Still, researchers and doctors are excited about the news, especially because the Boston patients' treatment differed from the Berlin patient's regimen in one key way. Brown was given stem cells that were predisposed to resist HIV infection, because the donor happened to have a mutated version of a key protein - CCR5 - that is needed for HIV to infect cells. So Brown's transplant was akin to gene therapy with HIV-resistant cells.
 
But the Boston patients received stem cells without the protective mutation. The transplanted cells must therefore have been protected from infection by the antiretroviral drugs taken during cancer treatment. Their doctors think that an immune response called graft-versus-host disease - a post-transplant reaction in which donated cells kill off a patient's own cells - may have then wiped out the patients' HIV reservoirs, potentially curing the men.
 
Transplant specialist Christine Durand of Johns Hopkins University School of Medicine in Baltimore, Maryland, says that the case of the Boston patients may show that current antiretroviral drugs are powerful enough, on their own, to protect the transplanted cells. "If cure has been achieved in the Boston patients, then it was the antiretroviral therapy, not gene therapy, that protected the donor cells," she says.
 
The finding is very important for people with HIV who also need blood-cell transplants, but the treatment is unlikely to be used more generally because the risks from transplants are high.

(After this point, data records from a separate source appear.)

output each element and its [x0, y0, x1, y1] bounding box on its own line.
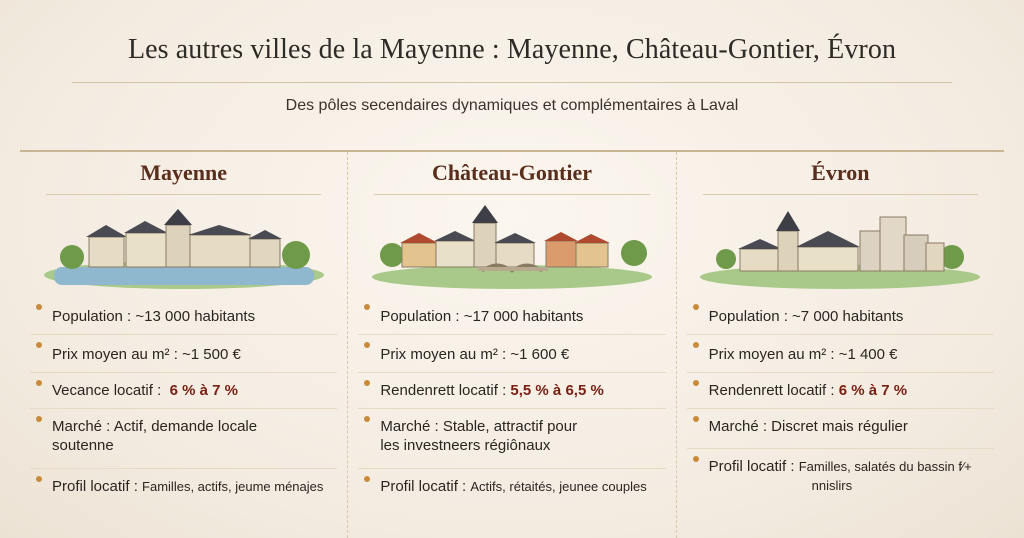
page-title: Les autres villes de la Mayenne : Mayenne, Château-Gontier, Évron [127, 34, 897, 65]
fact-text-cont: soutenne [52, 437, 114, 454]
bullet-icon [693, 342, 699, 348]
fact-profile [687, 449, 994, 509]
fact-text: Prix moyen au m² : ~1 500 € [52, 346, 241, 363]
city-name-divider [703, 194, 978, 195]
fact-price [687, 335, 994, 373]
fact-population [358, 297, 665, 335]
fact-market [30, 409, 337, 469]
fact-label: Profil locatif : [708, 458, 795, 475]
bullet-icon [36, 416, 42, 422]
fact-population [687, 297, 994, 335]
city-facts [687, 297, 994, 509]
fact-text-cont: les investneers régiônaux [380, 437, 551, 454]
bullet-icon [364, 342, 370, 348]
city-card-chateau-gontier [347, 152, 675, 538]
bullet-icon [693, 456, 699, 462]
fact-text: Prix moyen au m² : ~1 400 € [708, 346, 898, 363]
fact-text: Population : ~7 000 habitants [708, 308, 904, 325]
fact-text: Marché : Discret mais régulier [708, 418, 908, 435]
fact-rate [30, 373, 337, 409]
fact-rate [687, 373, 994, 409]
bullet-icon [364, 416, 370, 422]
fact-label: Vecance locatif : [52, 382, 162, 399]
title-divider [72, 82, 952, 83]
fact-text: Marché : Actif, demande locale [52, 418, 258, 435]
bullet-icon [364, 476, 370, 482]
city-card-mayenne [20, 152, 347, 538]
fact-highlight: 6 % à 7 % [838, 382, 908, 399]
fact-text: Population : ~17 000 habitants [380, 308, 584, 325]
bullet-icon [693, 304, 699, 310]
fact-text: Actifs, rétaités, jeunee couples [470, 479, 647, 494]
fact-label: Profil locatif : [380, 478, 467, 495]
city-name-divider [46, 194, 321, 195]
fact-population [30, 297, 337, 335]
city-name: Château-Gontier [431, 160, 593, 185]
mayenne-castle-illustration [34, 197, 334, 293]
fact-price [30, 335, 337, 373]
bullet-icon [36, 380, 42, 386]
fact-text-cont: nnislirs [811, 478, 853, 493]
city-columns [20, 152, 1004, 538]
city-card-evron [676, 152, 1004, 538]
city-name-divider [374, 194, 649, 195]
bullet-icon [364, 380, 370, 386]
fact-text: Population : ~13 000 habitants [52, 308, 256, 325]
fact-text: Marché : Stable, attractif pour [380, 418, 578, 435]
chateau-gontier-town-illustration [362, 197, 662, 293]
fact-market [358, 409, 665, 469]
bullet-icon [36, 476, 42, 482]
fact-label: Rendenrett locatif : [708, 382, 835, 399]
fact-label: Rendenrett locatif : [380, 382, 507, 399]
city-facts [30, 297, 337, 513]
fact-highlight: 6 % à 7 % [169, 382, 238, 399]
fact-profile [358, 469, 665, 513]
fact-profile [30, 469, 337, 513]
fact-market [687, 409, 994, 449]
evron-town-illustration [690, 197, 990, 293]
page-subtitle: Des pôles secendaires dynamiques et complémentaires à Laval [285, 97, 739, 114]
bullet-icon [693, 380, 699, 386]
fact-label: Profil locatif : [52, 478, 138, 495]
city-facts [358, 297, 665, 513]
fact-highlight: 5,5 % à 6,5 % [510, 382, 604, 399]
city-name: Évron [811, 160, 870, 185]
bullet-icon [36, 304, 42, 310]
bullet-icon [36, 342, 42, 348]
fact-price [358, 335, 665, 373]
city-name: Mayenne [140, 160, 228, 185]
bullet-icon [693, 416, 699, 422]
bullet-icon [364, 304, 370, 310]
fact-text: Familles, salatés du bassin f⁄+ [798, 459, 972, 474]
fact-text: Familles, actifs, jeume ménajes [142, 479, 324, 494]
fact-text: Prix moyen au m² : ~1 600 € [380, 346, 570, 363]
fact-rate [358, 373, 665, 409]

Durand says that Johns Hopkins is now revising its transplant procedures to keep people with both cancer and HIV on antiretroviral drugs during the transplant regimen.
 
Separately, the International Maternal Pediatric Adolescent AIDS Clinical Trials (IMPAACT) Group, based in Silver Spring, Maryland, is trying to replicate the Berlin patient's cure by giving CCR5-mutated HIV-resistant blood from umbilical cords to children and adults with HIV and cancer.
 
Everyone with HIV could benefit from this work, researchers say, because it could yield valuable information about how to eliminate the HIV reservoir, Heinrich said ....The chief value of the study will be in what it tells researchers about the reductions in HIV DNA that might need to be achieved in order to control HIV off treatment. "How low do we need to go - what level of reduction of the reservoir do you need in order to achieve a lasting impact? We hope our study will shed light on this important question".
 
"We are still a long way off from a viable cure option for most patients," Durand says. "But every step counts, and these cases can teach us important lessons."
 
Kuritzkes said the patients will be put back on the drugs if there is a viral rebound.
 
A rebound will show that other sites are important reservoirs of infectious virus and new approaches to measuring these reservoirs will be needed in developing a cure, Henrich said.